Postby random5483 » Wed Dec 07, 2011 8:40 pm

I have some familiarity with the California sentencing system from pre-law school work so maybe I can help. This response is specific to California and from a non-law student perspective (not particularly interested in crim law).

California has two sentencing systems, namely determinate sentencing and indeterminate sentencing. All life sentences fall under the latter category. Within the category of life setences, there are two types. The first is Life Without the Possibility of Parole (LWOP) and the second is life sentences such as the ones you described (e.g. 15 years to life). Some lifers are in prison for a combination of a determinate and indeterminate sentence in which case their terms can get more confusing.

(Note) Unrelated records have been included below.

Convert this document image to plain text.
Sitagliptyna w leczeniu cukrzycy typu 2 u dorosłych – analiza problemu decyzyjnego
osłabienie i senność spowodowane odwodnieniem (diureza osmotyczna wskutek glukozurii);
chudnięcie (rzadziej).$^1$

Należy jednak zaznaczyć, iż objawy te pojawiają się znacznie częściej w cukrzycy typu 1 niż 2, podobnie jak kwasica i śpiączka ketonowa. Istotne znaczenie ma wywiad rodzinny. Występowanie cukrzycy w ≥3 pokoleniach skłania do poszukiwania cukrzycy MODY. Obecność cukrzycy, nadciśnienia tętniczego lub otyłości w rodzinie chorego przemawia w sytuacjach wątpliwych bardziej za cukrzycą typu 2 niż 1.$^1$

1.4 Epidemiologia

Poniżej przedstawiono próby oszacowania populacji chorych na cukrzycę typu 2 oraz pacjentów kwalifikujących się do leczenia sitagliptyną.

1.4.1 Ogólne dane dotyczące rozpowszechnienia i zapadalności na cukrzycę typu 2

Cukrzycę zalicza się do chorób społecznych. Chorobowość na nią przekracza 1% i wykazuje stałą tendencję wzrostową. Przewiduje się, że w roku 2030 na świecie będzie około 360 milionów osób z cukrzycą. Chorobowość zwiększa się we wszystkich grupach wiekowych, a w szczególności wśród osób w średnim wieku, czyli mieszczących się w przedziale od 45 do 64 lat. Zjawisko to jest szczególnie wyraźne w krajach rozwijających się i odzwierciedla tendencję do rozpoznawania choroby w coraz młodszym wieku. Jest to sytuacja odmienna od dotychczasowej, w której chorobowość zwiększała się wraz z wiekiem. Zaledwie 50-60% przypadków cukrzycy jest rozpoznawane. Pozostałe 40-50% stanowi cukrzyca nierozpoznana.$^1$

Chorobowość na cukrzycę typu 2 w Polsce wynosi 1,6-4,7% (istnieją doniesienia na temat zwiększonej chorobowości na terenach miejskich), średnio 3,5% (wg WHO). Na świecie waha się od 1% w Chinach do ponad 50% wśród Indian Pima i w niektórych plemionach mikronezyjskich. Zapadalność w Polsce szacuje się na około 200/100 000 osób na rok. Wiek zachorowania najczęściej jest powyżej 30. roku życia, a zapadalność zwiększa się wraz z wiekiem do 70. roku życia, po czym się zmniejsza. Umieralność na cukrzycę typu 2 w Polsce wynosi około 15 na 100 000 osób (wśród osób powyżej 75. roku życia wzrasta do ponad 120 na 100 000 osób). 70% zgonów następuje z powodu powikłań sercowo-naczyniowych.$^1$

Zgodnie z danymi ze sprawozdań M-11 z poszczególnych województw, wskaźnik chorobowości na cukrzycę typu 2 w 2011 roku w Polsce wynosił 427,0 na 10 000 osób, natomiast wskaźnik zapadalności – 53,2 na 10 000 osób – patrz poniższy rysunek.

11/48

LWOPs never parole. They will serve out the rest of their life in prison unless their sentences are reversed, amended, or commuted. Other lifers have a chance of paroling when their minimum sentence has been served. A lifer serving a 15 year to life sentence will serve 15 years (possibly less with conduct credits...though many crimes that allow life sentences bar conduct credits). After the 15 year (or less) term is served, the inmate gets to have a parole board hearing. During the parole board hearing, the commissioners of the dept. of corr. determine if he should be released. Historically, almost none of these inmates ever get release (somewhere between 1-3% based on who you ask). After their initial parole board hearing, the inmate can have continuing hearings periodically. Unfortunately for the inmate, he will probably never parole.

In California, a life sentence, even one that says "15 years to life" will most likely be the same as an LWOP sentence. Few lifers get out of prison without a change to the sentence (e.g. higher court reversing or amending sentence on appeal).